The phenomenon, called the holiday paradox, is linked with our perception of time and how it is affected by the number of memories we form, the researchers said.
Learning to manipulate our perception of time could make our lives feel fuller and reassure those who feel that the years slip by faster as they grow older, psychologist Claudia Hammond said at the British Psychological Society conference in London.
According to Hammond, when we are doing something new and interesting -- such as when we are on holiday -- time appears to go more quickly than when we are bored or anxious.
But when we look back retrospectively, our assessment of time is based on how many individual new memories we built up during that period, she explained.

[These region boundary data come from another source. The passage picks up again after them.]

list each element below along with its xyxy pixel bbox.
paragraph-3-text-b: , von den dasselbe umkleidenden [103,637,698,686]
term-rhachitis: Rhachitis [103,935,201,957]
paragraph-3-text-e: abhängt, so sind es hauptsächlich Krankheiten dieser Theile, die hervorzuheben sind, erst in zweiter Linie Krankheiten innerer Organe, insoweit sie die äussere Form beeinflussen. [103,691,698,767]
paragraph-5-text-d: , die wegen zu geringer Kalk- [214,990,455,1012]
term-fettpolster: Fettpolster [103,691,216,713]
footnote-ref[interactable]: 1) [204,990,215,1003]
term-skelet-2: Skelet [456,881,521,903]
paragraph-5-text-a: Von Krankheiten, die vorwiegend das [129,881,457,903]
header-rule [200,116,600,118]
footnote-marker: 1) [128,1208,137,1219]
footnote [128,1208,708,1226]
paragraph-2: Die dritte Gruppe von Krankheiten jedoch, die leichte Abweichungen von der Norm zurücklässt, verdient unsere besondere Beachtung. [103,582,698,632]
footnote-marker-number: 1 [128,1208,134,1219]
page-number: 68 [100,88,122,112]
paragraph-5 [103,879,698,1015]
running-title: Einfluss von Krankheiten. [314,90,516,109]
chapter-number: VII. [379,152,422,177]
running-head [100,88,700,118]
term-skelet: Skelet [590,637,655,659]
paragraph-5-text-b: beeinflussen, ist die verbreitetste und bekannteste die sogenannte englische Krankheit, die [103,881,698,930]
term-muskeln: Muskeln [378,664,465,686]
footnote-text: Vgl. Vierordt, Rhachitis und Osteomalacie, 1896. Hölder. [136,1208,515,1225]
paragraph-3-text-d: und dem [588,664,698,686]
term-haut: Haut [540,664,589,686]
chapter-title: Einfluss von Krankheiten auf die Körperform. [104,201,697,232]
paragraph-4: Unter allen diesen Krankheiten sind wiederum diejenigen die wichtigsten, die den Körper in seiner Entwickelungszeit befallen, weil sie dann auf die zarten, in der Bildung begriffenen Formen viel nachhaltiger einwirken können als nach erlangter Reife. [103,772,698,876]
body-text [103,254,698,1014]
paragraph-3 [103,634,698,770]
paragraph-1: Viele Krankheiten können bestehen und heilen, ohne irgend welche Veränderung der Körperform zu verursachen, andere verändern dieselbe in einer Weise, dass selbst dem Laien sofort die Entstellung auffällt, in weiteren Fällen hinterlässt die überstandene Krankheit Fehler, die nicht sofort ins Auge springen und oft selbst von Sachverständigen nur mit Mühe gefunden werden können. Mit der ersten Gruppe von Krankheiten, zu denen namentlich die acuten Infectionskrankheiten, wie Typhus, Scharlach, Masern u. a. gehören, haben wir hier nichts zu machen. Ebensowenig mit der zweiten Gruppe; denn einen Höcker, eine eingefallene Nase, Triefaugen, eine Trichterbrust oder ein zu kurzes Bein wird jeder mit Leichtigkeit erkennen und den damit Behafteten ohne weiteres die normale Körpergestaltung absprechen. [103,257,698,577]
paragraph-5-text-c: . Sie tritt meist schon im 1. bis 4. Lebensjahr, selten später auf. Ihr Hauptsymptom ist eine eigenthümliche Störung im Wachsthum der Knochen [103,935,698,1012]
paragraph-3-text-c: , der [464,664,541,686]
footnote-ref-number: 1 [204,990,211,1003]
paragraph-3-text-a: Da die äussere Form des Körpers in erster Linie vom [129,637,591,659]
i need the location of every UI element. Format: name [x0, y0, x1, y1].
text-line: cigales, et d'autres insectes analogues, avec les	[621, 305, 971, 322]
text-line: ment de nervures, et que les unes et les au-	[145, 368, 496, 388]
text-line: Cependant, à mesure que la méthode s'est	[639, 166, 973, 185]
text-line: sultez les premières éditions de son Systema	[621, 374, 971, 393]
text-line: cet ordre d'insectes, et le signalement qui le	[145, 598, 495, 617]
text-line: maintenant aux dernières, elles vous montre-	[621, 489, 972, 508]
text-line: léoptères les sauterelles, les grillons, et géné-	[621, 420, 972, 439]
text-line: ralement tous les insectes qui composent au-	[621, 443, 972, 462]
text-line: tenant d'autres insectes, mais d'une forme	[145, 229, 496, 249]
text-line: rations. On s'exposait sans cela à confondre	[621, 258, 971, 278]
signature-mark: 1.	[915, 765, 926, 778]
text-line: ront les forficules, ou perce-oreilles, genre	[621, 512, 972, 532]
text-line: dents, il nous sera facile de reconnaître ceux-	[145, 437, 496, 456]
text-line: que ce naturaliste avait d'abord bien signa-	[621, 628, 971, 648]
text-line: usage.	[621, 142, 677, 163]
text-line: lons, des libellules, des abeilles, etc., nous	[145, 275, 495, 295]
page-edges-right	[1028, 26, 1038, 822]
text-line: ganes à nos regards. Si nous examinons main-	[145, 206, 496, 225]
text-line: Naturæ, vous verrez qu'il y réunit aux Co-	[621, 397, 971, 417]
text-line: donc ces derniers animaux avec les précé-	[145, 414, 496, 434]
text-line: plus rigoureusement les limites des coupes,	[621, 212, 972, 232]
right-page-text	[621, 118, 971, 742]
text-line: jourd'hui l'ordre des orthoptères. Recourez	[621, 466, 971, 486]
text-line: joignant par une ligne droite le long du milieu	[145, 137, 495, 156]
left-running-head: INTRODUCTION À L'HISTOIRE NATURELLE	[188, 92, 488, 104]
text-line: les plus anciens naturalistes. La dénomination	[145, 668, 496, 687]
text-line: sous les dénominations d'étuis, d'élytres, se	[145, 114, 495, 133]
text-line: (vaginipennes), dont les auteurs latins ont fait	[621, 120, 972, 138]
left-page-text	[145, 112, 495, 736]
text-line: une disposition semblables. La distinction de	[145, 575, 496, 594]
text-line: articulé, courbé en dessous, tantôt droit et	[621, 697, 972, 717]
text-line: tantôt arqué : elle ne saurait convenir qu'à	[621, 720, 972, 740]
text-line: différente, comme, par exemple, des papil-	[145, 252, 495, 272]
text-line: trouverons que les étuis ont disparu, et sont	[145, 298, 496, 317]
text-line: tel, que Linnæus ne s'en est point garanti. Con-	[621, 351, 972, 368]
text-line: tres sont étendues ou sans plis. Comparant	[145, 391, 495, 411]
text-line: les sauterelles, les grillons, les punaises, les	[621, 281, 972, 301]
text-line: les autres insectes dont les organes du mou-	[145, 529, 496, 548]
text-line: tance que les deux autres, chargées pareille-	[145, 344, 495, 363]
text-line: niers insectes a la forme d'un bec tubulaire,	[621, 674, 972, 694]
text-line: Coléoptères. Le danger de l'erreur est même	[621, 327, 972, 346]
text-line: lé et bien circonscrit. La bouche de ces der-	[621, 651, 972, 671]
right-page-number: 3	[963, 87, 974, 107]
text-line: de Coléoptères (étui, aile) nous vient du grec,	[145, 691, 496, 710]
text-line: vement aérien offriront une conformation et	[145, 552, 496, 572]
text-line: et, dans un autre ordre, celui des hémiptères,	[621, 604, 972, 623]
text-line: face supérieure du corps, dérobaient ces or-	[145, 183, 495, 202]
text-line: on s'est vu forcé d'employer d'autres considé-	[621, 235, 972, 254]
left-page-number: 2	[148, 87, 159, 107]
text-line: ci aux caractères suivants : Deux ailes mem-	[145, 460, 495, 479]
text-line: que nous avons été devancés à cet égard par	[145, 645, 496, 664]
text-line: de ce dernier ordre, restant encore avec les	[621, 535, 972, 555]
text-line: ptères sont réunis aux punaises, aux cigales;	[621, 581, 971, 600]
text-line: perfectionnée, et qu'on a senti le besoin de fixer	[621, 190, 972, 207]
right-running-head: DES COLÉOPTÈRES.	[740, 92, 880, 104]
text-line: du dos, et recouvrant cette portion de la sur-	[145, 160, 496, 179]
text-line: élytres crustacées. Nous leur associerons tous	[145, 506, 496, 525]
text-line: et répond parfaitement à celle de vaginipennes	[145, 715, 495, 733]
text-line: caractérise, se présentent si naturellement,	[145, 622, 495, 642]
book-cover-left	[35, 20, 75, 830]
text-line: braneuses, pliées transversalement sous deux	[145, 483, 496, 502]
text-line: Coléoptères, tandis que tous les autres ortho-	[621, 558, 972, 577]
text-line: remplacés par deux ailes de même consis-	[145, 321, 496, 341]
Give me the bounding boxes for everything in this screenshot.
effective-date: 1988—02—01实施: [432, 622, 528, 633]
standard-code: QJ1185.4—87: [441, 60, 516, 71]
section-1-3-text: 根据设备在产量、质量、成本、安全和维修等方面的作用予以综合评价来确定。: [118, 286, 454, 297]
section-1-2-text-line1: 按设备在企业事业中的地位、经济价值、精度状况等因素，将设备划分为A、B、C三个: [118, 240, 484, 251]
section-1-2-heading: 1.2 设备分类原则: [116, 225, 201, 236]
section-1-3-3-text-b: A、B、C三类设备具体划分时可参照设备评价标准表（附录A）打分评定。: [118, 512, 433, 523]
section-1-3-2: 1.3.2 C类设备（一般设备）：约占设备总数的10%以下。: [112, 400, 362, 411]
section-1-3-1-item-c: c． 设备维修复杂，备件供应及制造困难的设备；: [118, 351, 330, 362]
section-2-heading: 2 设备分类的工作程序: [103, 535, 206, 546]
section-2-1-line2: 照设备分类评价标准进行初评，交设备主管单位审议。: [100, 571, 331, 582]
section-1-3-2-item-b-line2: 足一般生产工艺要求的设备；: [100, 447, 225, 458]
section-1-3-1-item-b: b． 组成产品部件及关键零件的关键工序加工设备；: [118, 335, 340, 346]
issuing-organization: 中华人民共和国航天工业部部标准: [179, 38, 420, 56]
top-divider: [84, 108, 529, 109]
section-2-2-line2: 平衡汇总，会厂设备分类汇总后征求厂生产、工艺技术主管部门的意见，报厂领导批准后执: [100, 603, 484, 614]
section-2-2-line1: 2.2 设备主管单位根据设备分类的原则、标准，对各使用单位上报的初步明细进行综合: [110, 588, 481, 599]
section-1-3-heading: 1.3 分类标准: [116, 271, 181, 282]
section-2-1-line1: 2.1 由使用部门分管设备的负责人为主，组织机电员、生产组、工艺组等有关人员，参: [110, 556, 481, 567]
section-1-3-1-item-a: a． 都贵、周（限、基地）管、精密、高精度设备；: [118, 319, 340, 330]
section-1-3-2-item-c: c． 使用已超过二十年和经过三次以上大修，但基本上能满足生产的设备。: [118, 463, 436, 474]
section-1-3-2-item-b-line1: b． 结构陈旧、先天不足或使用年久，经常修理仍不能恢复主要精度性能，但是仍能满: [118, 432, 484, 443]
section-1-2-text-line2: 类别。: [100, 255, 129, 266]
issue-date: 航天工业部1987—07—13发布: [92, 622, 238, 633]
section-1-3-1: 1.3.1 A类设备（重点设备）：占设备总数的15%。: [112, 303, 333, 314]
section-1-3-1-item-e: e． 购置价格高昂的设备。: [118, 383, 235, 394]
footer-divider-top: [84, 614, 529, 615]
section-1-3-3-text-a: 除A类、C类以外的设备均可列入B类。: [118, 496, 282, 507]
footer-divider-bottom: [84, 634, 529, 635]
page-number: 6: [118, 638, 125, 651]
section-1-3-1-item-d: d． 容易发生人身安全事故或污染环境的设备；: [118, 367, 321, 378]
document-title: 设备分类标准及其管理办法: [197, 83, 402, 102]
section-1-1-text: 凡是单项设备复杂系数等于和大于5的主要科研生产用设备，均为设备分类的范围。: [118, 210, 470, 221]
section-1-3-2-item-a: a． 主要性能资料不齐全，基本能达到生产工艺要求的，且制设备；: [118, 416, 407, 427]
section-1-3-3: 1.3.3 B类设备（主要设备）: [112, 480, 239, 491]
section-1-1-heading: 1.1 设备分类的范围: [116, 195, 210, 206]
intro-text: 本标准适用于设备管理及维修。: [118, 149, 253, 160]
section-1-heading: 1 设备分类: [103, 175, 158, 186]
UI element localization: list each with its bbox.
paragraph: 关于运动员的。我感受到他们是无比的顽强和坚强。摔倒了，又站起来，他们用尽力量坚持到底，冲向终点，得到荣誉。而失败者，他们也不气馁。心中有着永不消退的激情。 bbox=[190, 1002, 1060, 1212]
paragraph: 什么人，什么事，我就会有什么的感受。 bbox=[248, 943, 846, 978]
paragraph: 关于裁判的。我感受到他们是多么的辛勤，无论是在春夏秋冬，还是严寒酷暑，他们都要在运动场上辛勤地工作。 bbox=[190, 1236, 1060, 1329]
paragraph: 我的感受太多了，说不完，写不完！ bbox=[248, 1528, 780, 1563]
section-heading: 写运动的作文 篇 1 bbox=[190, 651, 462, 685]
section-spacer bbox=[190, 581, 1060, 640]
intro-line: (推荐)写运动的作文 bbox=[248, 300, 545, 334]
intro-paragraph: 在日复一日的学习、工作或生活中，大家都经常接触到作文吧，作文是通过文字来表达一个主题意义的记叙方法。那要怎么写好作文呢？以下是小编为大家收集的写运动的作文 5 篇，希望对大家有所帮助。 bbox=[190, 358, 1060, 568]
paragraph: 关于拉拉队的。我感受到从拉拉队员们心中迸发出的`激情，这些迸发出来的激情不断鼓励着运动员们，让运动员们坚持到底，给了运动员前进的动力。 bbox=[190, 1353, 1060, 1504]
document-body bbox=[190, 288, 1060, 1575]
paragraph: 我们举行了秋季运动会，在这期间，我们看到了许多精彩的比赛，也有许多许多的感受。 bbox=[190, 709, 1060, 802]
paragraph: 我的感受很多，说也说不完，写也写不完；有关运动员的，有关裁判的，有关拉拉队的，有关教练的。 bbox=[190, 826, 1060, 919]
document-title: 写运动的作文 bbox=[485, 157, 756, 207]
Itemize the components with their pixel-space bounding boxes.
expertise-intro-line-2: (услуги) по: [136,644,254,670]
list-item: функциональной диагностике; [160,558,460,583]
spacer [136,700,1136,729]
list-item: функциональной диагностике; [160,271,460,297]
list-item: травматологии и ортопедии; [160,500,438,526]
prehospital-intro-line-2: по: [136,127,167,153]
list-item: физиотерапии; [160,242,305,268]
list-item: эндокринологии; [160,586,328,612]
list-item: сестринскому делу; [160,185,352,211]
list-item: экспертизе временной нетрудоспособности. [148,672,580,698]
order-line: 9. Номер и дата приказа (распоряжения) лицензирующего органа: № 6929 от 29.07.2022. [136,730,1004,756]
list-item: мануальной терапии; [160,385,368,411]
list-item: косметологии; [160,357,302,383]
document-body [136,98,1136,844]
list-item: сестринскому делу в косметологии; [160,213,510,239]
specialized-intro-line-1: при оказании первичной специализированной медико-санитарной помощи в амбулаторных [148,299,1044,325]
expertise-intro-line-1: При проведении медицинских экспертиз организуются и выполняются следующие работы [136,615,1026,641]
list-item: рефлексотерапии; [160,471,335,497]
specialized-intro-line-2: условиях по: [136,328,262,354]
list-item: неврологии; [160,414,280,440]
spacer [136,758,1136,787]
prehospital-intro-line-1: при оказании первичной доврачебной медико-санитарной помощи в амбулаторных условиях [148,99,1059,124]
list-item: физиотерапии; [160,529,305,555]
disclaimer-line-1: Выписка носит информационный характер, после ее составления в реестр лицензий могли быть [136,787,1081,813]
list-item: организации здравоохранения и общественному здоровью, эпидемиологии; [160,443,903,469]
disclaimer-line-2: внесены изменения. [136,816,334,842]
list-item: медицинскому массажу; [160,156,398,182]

In a normal fortnight the average person only accumulates between six and nine new memories because so much of what we do is routine.
But on a holiday we can build up that number of memories in a single day because everything we experience is new, meaning that when we look back it will seem to have lasted much longer than it really did, the Daily Telegraph reported.
"The same happens as we get older and time starts to speed up. There are fewer memories of new things, and we do the same things more and more often," Hammond said.
People who complain that years seem to whizz past with increasing speed could slow things down by making the most of their weekends and breaking up their daily routine, she added.
"Taking a different route to work, getting off your bus a stop early or avoiding having the same sandwich for lunch every day could make life seem a little slower," she noted.